Logging and monitoring are hugely important, especially for catching break-ins and data theft. Data destruction is easy to see, but data theft is just copying data silently.
IT and business are becoming more and more enamored with feeling secure, or rather the attitude of, “We’ll look at the logs when something bad happens or we suspect something bad has happened,” which really means, “If we don’t look at the logs, nothing’s wrong, so let’s just go about our business.” Or a company will throw in an IDS/IPS device or log parser, but not devote the on-going manhours or staff to properly understand the device and be able to accurately monitor/parse while also being given ample time to investigate and acknowledge the various alerts.
Data theft will not necessarily get better soon. Large-scale regulations like PCI and others are really pushing the standards higher, but they are still ambiguous at times, and can make companies look better on paper than they really are in practice. Legislature and laws on disclosure of breaches has only really results in negative reinforcement for business, but a feeding frenzy for media as companies and agencies now have to divulge incidents that have always been happening anyway. This makes it seem like it is on the rise, when in fact we’re just getting the problem more out in the open finally. I don’t see this dying off for at least another 6 years. Once all the big businesses are shored up, we’ll see tons of smaller businesses like those mentioned in the article posted above.

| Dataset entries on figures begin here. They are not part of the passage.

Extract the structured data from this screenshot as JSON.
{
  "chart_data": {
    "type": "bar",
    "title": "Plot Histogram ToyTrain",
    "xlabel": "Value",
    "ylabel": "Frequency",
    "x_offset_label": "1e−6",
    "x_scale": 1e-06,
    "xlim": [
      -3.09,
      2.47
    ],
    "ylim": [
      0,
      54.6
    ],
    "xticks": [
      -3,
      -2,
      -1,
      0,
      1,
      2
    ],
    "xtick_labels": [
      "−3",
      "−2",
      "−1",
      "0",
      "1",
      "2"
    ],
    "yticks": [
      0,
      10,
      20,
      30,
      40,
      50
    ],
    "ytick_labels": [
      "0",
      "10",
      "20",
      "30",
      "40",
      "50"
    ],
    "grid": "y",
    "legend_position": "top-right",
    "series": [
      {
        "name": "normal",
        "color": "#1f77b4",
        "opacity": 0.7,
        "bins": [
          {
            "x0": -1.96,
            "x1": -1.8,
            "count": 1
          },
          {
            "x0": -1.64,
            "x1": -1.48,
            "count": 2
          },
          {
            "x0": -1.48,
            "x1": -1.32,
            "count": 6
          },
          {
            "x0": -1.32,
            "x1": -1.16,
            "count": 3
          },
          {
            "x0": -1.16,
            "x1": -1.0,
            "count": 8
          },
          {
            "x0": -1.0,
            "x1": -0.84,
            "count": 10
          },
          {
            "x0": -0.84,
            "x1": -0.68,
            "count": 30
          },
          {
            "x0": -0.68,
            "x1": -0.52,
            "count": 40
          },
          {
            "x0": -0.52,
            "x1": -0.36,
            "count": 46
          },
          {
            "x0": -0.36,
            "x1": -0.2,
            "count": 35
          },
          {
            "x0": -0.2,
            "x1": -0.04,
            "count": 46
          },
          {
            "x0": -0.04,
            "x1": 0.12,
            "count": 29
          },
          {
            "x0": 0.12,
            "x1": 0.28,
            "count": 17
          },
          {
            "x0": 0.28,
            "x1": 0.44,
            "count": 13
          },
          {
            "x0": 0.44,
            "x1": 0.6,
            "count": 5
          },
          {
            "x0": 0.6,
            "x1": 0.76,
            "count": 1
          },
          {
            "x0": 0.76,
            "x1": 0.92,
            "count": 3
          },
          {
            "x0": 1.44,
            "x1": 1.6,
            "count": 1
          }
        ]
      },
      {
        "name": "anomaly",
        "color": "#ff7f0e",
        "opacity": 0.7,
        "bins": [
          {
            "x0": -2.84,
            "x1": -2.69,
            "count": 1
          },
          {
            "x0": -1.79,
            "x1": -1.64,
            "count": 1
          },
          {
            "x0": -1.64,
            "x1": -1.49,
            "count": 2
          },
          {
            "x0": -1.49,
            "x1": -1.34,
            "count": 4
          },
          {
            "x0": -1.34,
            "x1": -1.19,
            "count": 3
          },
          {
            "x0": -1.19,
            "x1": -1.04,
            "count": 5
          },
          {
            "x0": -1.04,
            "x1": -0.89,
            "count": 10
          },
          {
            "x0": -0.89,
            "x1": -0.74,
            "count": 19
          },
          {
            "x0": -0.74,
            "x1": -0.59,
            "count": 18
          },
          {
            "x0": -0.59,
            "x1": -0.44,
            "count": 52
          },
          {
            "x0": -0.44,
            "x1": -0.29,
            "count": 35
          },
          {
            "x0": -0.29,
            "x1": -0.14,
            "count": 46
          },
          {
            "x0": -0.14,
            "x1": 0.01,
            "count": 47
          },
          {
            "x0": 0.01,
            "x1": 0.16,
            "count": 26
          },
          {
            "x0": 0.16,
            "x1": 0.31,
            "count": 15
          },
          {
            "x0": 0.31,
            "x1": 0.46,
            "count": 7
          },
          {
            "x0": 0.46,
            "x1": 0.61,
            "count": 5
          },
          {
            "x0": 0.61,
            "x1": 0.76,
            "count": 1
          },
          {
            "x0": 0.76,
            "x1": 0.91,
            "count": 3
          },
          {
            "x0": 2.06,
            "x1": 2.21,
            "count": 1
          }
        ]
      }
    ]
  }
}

I foresee for a number of years, yet, businesses stepping as lightly as possible on this issue. Doing just enough to avoid negligence and satisfy regulations, but not enough to really have to admit to any problems or divule them. “Yes, we log and monitor, but we don’t see anything, so everything is a-ok! I’m sorry you had your data stolen, but we do what we can, so better luck next time.”
While this may feel good today, this is not a scalable or sustainable approach.
From my vantage point in IT, I can also say that logging and monitoring and even security are not high on the lists of execs to spend money on, managers to raise issues about, or staffers to spend time on. Our #1 priority is making sure the network and systems are up for the company. This can be 100% time utilization. Our #2 priority tends to be projects that either enhance the functionality (not security necessarily) of the current network and systems or projects that are directly related to revenue-generating people or processes or clients.
Security is not yet up there, let alone logging and monitoring and responding to those logs in an ethical fashion. This is true also of software and web application developers. Functionality and deadlines and bottom-lines first, then maybe performance. Security added later (and too often just never added).